Why I voted Yes to independence
Tonight a nation exhausted by arguments will hold its breath and await the verdict. For me, after two years of listening to and writing about the independence campaign the decision which way to vote came down to the moment my pencil hovered over the ballot paper. It really was that close. Like the country itself, I was deeply divided. A genuine 50:50 choice. I began to think that the vote being so close it would have been perfectly reasonable to have decided Scotland’s future on the toss of a coin.
And so I voted Yes. This is in spite of myself and the arguments that tell me that the unanswered questions, the uncertainty over the cost of setting up a new nation and the over-optimistic forecasts about what it can achieve remain big reasons for voting no.
What is not in doubt is that the British/Scottish are remarkably resilient, imaginative and creative.
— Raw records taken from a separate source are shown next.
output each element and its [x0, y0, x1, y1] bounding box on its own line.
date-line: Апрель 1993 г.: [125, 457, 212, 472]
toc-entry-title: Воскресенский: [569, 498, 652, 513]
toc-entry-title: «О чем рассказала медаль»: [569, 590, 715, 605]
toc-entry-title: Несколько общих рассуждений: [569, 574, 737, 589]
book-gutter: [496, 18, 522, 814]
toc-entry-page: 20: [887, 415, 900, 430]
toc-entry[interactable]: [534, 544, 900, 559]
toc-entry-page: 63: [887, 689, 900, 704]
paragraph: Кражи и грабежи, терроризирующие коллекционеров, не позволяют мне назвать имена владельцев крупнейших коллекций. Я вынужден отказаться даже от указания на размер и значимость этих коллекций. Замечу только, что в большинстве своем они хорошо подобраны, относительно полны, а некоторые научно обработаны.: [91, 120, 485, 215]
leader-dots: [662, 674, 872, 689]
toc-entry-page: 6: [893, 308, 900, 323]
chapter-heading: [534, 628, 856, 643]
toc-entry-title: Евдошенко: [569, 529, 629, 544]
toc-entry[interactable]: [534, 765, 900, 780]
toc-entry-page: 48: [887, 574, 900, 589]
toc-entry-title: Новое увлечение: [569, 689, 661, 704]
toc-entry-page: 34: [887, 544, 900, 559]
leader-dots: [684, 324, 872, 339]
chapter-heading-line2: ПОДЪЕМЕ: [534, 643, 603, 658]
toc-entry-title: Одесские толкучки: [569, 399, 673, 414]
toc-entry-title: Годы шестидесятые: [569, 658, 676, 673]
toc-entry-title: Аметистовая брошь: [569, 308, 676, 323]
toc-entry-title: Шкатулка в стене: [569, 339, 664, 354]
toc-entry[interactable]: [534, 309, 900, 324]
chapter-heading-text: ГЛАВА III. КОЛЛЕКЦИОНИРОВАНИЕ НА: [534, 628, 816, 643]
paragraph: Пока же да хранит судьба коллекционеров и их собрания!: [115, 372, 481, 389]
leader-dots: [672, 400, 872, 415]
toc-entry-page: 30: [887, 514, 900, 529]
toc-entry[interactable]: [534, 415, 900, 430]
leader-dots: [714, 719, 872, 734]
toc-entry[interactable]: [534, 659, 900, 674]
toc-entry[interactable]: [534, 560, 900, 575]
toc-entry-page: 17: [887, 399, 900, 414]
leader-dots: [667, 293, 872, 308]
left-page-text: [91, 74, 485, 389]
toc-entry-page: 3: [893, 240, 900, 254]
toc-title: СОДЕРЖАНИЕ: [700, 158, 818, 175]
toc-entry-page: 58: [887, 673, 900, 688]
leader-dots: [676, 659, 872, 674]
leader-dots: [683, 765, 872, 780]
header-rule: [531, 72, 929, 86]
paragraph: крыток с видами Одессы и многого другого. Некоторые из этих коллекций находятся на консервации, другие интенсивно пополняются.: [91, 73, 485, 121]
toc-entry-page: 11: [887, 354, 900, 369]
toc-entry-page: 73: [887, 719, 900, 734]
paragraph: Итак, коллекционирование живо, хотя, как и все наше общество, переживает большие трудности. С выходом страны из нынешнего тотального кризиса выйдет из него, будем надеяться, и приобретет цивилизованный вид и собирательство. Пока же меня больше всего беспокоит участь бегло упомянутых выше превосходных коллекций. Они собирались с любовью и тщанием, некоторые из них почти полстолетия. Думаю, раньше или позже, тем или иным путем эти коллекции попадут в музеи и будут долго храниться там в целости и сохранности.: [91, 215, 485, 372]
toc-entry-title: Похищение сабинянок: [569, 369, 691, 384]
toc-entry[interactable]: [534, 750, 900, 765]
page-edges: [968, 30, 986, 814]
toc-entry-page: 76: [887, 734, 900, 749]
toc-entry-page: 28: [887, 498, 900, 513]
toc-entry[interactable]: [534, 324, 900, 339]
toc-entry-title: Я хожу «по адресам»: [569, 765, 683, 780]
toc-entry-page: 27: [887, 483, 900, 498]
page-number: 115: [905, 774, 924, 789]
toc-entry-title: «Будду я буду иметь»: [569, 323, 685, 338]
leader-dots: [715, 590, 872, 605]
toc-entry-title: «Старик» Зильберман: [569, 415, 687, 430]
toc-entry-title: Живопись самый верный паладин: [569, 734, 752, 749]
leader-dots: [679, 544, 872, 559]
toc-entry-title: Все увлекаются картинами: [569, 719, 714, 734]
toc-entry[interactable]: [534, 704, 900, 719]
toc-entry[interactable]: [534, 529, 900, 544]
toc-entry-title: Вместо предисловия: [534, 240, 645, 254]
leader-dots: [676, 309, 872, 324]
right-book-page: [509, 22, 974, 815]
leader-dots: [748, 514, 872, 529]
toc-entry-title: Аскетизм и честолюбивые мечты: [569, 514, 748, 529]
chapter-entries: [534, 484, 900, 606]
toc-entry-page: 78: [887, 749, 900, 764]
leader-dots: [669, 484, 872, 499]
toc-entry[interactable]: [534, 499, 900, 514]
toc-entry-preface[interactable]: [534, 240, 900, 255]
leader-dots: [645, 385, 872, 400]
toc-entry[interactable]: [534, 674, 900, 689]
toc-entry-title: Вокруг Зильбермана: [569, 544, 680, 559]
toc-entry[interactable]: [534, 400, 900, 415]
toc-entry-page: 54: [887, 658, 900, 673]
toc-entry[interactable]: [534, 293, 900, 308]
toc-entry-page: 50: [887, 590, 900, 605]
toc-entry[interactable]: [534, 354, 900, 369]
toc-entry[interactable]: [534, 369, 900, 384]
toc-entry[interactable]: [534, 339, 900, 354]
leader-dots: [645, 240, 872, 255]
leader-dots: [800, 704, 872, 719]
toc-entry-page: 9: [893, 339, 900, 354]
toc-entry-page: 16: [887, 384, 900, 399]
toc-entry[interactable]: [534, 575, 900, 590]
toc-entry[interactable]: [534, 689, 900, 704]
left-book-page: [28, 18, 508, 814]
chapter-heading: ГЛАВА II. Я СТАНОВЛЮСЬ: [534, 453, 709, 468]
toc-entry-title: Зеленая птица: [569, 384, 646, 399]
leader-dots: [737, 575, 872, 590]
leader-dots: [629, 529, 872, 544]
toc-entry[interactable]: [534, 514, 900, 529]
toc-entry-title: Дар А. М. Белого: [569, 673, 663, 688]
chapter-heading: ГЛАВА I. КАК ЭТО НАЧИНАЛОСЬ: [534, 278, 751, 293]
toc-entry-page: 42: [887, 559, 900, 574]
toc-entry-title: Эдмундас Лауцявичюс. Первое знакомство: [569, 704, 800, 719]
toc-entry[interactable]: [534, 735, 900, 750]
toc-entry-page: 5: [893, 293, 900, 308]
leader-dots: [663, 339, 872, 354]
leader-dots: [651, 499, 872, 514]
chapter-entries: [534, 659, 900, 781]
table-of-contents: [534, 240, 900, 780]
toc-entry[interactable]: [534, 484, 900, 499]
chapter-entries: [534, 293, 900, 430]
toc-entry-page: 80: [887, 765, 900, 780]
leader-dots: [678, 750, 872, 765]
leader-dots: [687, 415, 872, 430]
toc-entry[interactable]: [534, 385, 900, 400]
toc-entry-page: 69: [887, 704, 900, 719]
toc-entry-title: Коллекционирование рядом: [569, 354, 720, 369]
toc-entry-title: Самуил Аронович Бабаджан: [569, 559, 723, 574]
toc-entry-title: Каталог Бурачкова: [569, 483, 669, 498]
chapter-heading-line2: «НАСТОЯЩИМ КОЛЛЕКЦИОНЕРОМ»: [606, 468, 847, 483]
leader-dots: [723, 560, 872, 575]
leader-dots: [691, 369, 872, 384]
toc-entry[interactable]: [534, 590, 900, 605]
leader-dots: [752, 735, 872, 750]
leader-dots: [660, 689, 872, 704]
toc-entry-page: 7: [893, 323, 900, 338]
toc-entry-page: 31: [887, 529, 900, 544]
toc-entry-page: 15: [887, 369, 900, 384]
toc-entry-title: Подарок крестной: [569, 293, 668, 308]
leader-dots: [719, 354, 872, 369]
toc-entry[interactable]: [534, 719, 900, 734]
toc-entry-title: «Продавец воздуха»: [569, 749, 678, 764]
They rise to problems and solve them. We are an inventive people. As an independent nation Scotland will have a currency and it will work. We don’t know what it will be, but this is not a banana republic. It is inconceivable that Westminster would somehow conspire to destroy the Scottish economy.
I was always looking out for one reason why it made sense to dismantle a country that works. The UK is one of the most successful and stable nations on earth. But the reasons for voting Yes go deeper for many people than simple economics. There is an underlying sense of injustice and, rather like the motivation for a management buy-out, a belief in being able to do things better yourself than under the wing of a bigger organisation.
My fear is that either a victory or a defeat for the Yes campaign could make things turn ugly. I do not accept that the No campaign was any more negative than Yes. Those voting Yes included many who were anti-Tory and anti-English. You do not get much more negative than hatred. Having said that, the majority have shown themselves remarkably well-informed, curious and intelligent.
Business has been divided but it too will find ways to succeed whatever emerges in the New Scotland. But the fears and warnings around rising costs and relocating headquarters have at times verged on hysterical nonsense. Some companies will make changes, but the panic will not last. If anyone had reason to flee it was during the banking crisis of 2008-09 and no one left.
Companies with cross border operations, particularly those trading in areas of Asia, Africa and Latin America have no reason to fear that an independent Scotland would present insurmountable problems. In the global market place there is always room for one more.
As I cast my vote I felt that for all the weaknesses in the Yes campaign it would be exciting to be part of something new and the Scots love a challenge, never more so than when their backs are against the wall.
And even if the No campaign confirms the polls, the victory will not be one worth celebrating. Half the country being denied their opportunity to break away will build resentment and determination until independence is won. Scotland is on a journey and will one day reach its destination. It might as well be today.